Instead of a more traditional x/y axis graph, each memcon in the archive and their relation to the 40 topics of the topic model are represented here using a ‘force-directed’ diagram. More than prior figures, this graph is off-putting at first and requires a bit of orientation to understand. Here each document is represented by one of a network of small circles, connected by lines and placed at a distance from the larger circles (the topics) according to their respective association to each topic. The size of the topic circles and their textual labels reflects the total weight afforded to them by the documents in the archive, and the color of the small documents’ circles and connecting lines reflects the classification status of each document.

Memcons: Static Topic Model Force Graph

This graph elegantly demonstrates in one view the interrelated ‘clusters’ of documents by proximity, their classification status, and the complex ways in which all documents relate to their constituent topic(s) and to one another. Even more than the line/area graphs, this image synthesizes the information gathered through metadata analysis, n-gram counting, and topic modeling to present inter-relationships not always readily apparent from a tabular view of the underlying data.

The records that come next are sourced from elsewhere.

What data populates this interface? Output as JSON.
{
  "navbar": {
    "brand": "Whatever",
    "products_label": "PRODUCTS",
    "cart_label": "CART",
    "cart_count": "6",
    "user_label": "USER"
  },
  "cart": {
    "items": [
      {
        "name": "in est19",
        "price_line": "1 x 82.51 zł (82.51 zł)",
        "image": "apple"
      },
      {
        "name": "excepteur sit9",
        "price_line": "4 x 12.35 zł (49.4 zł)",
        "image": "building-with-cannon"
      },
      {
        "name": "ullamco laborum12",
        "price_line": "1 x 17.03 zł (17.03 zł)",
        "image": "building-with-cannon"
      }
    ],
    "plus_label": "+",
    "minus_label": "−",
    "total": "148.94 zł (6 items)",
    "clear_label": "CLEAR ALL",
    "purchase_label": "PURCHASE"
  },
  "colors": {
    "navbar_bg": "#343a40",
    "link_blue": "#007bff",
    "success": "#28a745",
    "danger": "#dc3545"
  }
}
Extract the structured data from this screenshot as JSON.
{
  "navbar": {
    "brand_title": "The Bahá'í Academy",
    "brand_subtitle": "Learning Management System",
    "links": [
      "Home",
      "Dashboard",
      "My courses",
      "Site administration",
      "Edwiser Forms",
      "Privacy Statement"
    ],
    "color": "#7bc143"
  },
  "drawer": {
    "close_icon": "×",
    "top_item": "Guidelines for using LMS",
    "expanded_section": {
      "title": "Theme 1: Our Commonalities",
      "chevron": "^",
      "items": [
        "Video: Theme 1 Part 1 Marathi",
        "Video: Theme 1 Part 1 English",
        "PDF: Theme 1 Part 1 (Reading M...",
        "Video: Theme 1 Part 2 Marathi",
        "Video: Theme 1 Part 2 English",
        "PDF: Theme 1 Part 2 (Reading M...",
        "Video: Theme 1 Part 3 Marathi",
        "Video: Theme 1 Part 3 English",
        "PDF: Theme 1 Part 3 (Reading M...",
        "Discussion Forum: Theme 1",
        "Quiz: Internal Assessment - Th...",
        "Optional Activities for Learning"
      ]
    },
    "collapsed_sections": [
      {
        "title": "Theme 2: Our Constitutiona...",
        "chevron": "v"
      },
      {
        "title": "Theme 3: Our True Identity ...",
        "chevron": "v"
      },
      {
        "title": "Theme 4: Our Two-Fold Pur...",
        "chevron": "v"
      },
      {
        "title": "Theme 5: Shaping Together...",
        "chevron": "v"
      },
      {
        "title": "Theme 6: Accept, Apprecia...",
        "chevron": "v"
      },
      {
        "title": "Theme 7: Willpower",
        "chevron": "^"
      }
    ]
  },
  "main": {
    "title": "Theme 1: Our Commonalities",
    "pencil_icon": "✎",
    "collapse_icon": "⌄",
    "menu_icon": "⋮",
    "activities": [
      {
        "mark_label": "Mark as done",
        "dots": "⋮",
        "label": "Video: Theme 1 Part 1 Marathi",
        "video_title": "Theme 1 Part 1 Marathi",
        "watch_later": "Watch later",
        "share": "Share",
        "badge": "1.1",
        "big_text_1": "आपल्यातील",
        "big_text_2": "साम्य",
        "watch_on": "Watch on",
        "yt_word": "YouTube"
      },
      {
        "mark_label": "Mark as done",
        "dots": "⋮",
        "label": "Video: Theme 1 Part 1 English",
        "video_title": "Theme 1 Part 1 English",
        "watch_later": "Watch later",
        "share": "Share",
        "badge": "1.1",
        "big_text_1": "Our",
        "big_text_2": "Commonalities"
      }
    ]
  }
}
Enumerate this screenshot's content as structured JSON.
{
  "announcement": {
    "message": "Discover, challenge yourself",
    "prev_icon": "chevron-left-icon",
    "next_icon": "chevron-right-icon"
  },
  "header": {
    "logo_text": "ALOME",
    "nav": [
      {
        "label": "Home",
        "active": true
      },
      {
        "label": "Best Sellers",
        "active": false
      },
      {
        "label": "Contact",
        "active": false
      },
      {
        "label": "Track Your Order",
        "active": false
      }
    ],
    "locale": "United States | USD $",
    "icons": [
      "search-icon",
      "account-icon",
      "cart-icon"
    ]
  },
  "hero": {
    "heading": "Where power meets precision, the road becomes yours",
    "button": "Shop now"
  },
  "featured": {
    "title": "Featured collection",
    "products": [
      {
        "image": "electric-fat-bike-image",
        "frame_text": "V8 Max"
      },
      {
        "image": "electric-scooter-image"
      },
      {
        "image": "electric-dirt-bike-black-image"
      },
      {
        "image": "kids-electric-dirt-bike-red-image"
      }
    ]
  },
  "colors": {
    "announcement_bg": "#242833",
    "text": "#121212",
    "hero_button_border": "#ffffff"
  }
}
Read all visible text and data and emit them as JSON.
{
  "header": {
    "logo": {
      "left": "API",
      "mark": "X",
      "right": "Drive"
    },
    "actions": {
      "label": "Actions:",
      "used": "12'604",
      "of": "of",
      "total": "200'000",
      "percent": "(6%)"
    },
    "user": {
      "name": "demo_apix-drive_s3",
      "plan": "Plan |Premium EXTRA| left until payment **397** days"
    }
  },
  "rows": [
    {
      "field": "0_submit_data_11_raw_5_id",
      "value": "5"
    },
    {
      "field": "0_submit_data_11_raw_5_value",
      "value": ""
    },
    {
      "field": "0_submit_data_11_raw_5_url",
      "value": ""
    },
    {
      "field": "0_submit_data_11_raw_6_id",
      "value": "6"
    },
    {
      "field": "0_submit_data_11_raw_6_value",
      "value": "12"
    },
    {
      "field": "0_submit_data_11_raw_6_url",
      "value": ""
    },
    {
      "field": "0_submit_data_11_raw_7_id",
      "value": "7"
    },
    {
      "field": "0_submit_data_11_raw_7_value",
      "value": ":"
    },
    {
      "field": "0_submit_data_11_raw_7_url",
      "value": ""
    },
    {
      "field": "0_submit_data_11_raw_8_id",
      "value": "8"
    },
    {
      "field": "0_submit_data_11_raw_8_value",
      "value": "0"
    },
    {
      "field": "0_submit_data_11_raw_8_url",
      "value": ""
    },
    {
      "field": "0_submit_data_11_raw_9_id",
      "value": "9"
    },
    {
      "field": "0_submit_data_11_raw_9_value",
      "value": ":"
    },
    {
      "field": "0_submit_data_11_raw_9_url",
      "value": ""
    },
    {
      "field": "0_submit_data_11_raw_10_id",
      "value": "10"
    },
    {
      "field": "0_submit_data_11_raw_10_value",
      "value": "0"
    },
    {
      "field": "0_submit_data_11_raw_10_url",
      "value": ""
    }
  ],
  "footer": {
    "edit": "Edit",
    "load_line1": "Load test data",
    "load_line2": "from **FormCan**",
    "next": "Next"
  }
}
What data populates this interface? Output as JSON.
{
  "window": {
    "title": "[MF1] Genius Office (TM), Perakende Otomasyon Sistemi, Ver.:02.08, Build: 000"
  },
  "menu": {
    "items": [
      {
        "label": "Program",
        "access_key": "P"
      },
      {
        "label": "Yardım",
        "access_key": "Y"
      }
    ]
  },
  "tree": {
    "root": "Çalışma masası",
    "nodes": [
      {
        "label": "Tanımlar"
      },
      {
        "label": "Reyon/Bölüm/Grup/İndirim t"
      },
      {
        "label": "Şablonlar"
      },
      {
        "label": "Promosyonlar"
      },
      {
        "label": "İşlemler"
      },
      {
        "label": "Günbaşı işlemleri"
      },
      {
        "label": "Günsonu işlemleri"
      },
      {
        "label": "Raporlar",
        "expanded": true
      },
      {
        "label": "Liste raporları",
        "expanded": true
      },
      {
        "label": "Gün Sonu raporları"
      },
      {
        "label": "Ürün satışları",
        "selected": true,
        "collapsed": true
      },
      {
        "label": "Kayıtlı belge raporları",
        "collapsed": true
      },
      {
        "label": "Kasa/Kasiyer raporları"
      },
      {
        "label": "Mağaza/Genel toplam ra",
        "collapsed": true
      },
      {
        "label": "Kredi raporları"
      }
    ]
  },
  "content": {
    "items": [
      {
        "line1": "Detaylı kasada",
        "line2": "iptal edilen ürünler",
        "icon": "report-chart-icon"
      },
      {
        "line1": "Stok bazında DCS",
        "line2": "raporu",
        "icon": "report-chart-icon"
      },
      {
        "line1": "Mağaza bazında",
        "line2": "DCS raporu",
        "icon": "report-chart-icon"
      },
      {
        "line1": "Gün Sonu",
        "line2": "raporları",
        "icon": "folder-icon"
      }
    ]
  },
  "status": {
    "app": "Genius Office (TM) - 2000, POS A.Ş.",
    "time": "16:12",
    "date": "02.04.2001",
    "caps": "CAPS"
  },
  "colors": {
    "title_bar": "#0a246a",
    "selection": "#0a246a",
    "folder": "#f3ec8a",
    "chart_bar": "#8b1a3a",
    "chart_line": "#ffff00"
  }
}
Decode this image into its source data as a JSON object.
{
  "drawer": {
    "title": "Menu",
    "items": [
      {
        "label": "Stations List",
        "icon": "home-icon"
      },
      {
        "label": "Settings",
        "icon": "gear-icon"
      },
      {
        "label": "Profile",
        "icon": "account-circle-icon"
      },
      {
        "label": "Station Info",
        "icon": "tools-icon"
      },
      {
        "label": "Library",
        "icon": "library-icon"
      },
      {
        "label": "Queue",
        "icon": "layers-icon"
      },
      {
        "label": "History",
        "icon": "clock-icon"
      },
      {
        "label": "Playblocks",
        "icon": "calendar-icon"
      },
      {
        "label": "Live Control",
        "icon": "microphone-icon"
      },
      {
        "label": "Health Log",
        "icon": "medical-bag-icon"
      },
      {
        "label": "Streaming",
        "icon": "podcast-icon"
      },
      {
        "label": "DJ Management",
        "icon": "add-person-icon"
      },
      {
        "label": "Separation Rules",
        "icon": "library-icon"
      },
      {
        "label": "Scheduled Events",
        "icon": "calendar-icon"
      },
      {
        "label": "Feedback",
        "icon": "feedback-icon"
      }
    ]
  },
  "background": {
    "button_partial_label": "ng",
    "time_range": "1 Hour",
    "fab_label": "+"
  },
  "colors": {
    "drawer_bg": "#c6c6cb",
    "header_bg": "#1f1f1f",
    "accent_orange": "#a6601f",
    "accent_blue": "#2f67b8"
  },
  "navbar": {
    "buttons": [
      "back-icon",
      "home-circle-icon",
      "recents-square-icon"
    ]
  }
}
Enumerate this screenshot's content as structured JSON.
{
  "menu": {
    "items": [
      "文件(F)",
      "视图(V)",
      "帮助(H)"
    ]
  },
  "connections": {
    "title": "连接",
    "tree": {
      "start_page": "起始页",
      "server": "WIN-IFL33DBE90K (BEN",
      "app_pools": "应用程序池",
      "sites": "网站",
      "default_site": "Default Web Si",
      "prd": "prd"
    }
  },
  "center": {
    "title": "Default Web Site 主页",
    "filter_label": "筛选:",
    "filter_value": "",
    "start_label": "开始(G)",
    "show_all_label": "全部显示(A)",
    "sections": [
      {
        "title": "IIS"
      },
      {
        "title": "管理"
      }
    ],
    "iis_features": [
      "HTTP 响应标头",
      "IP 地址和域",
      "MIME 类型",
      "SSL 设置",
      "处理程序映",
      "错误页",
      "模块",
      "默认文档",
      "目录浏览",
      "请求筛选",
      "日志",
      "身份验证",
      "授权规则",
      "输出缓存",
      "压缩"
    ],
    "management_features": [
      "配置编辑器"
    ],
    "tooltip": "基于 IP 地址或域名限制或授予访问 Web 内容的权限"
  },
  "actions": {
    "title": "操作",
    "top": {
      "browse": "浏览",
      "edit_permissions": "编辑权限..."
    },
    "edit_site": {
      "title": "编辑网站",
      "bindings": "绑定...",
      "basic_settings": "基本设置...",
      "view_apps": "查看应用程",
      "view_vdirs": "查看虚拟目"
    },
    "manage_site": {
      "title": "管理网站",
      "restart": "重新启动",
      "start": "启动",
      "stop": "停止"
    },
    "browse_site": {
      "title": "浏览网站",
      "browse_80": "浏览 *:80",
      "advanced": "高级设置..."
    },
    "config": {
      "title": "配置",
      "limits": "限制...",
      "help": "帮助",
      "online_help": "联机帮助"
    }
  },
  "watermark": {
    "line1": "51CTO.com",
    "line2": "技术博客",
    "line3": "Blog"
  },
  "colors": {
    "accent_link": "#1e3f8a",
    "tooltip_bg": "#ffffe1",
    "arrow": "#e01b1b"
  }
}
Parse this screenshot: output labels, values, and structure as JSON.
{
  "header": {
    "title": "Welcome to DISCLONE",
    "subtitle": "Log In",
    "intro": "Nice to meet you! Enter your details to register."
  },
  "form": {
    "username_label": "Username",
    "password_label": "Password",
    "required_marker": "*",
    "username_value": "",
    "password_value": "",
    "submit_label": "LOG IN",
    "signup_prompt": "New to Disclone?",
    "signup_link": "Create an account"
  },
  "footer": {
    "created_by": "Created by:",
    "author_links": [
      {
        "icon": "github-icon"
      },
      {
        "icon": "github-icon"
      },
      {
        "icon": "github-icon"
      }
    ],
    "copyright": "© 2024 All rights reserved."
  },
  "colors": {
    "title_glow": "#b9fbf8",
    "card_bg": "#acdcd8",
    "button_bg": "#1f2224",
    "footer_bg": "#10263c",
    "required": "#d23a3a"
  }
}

The blue dots/lines represent documents with ‘Top Secret’ classification status, the yellow dots are ‘Secret,’ the pink dots are ‘Unclassified’ and the 40 topics of the topic model are displayed as grey circles with text. Documents sharing similar topic weightings are clustered together, and placed at a relative distance from those topics. The placement of documents and topics related to matters of high military or national security significance among the bluish upper left region is unsurprising, as is the placement of ‘laughter’ so far on the other side of the graph. It is also notable that this upper left hand area of the graph contains those countries at the heart of Nixon and Kissinger’s vaunted “triangular diplomacy.” The topics concerning Soviet Union, China, Vietnam, and related topics are all placed in close proximity to one another occupying a close-knit area of the graph, suggesting that when those topics were mentioned they were often mentioned together. There is another fascinating topic in this topic model revealed by this graph, one with a unique significance. The “Laughter” topic is based upon those documents in which the transcriber literally placed the phrase “[laughter],” representing jovial, lighthearted moments of Kissinger’s correspondence in which the participants had a chuckle. A historian would expect these sorts of emotional expressions to occur in inverse proportion to the gravity of their respective topics (for example, the least ‘laughter’ during those negotiations in which relations were at their most sensitive, tense and/or adversarial), and the placement of the “Laughter” topic at the furthest possible point from topics relating to the Soviet Union, China and Vietnam negotiations validates this interpretation.